Evidence for functional and regulatory cross-talk between Wnt/β-catenin signalling and Mre11-Rad50-Nbs1 complex in the repair of cisplatin-induced DNA cross-links.

The canonical Wnt/β-catenin signalling pathway plays a crucial role in a variety of functions including cell proliferation and differentiation, tumorigenic processes and radioresistance in cancer cells.
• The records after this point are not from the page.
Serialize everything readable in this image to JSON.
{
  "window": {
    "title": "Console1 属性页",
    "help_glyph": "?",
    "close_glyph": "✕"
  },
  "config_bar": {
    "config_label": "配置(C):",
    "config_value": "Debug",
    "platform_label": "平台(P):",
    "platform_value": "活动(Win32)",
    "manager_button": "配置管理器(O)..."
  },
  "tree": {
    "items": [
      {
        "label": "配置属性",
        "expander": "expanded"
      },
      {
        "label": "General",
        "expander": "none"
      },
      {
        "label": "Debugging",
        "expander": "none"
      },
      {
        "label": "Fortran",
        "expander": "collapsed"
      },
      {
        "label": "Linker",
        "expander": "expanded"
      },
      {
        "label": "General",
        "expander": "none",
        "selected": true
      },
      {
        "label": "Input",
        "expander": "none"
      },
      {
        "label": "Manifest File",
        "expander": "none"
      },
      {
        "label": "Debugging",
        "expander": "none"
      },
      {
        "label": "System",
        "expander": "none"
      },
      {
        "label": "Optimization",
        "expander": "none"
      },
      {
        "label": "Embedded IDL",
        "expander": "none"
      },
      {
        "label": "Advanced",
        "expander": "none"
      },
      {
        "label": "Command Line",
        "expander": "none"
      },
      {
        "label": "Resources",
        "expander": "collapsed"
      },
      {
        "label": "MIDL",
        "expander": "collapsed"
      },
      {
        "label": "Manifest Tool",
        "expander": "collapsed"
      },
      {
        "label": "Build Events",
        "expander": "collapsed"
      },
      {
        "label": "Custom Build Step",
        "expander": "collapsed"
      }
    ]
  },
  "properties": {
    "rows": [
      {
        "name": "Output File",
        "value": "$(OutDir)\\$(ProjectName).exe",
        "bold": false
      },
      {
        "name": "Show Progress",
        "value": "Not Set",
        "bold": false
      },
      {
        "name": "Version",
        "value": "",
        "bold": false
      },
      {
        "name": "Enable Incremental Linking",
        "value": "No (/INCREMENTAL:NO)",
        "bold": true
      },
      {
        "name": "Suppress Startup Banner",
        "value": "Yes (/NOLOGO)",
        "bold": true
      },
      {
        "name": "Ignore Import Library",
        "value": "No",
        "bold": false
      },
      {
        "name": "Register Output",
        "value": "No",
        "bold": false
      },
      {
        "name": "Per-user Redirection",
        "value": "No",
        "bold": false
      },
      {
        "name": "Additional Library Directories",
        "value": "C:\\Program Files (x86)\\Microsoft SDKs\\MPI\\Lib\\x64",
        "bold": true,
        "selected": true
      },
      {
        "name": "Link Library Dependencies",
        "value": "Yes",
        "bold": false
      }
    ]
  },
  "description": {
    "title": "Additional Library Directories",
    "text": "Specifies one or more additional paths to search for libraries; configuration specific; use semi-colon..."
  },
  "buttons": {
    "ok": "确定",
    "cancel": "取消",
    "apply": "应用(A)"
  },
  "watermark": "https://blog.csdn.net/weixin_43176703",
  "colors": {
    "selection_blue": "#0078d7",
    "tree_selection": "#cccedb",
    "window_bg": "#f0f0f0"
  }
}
The Mre11-Rad50-Nbs1 (MRN) complex has a pivotal role in sensing and repairing DNA damage. However, it remains unclear whether a connection exists between Wnt/β-catenin signalling and the MRN complex in the repair of cisplatin-induced DNA interstrand cross-links (ICLs). Here, we report that (1) cisplatin exposure results in a significant increase in the levels of MRN complex subunits in human tumour cells; (2) cisplatin treatment stimulates Wnt/β-catenin signalling through increased β-catenin expression; (3) the functional perturbation of Wnt/β-catenin signalling results in aberrant cell cycle dynamics and the activation of DNA damage response and apoptosis; (4) a treatment with CHIR99021, a potent and selective GSK3β inhibitor, augments cisplatin-induced cell death in cancer cells. On the other hand, inactivation of the Wnt/β-catenin signalling with FH535 promotes cell survival. Consistently, the staining pattern of γH2AX-foci is significantly reduced in the cells exposed simultaneously to cisplatin and FH535; and (5) inhibition of Wnt/β-catenin signalling impedes cisplatin-induced phosphorylation of Chk1, abrogates the G2/M phase arrest and impairs recombination-based DNA repair. Our data further show that Wnt signalling positively regulates the expression of β-catenin, Mre11 and FANCD2 at early time points, but declining thereafter due to negative feedback regulation. These results support a model wherein Wnt/β-catenin signalling and MRN complex crosstalk during DNA ICL repair, thereby playing an important role in the maintenance of genome stability.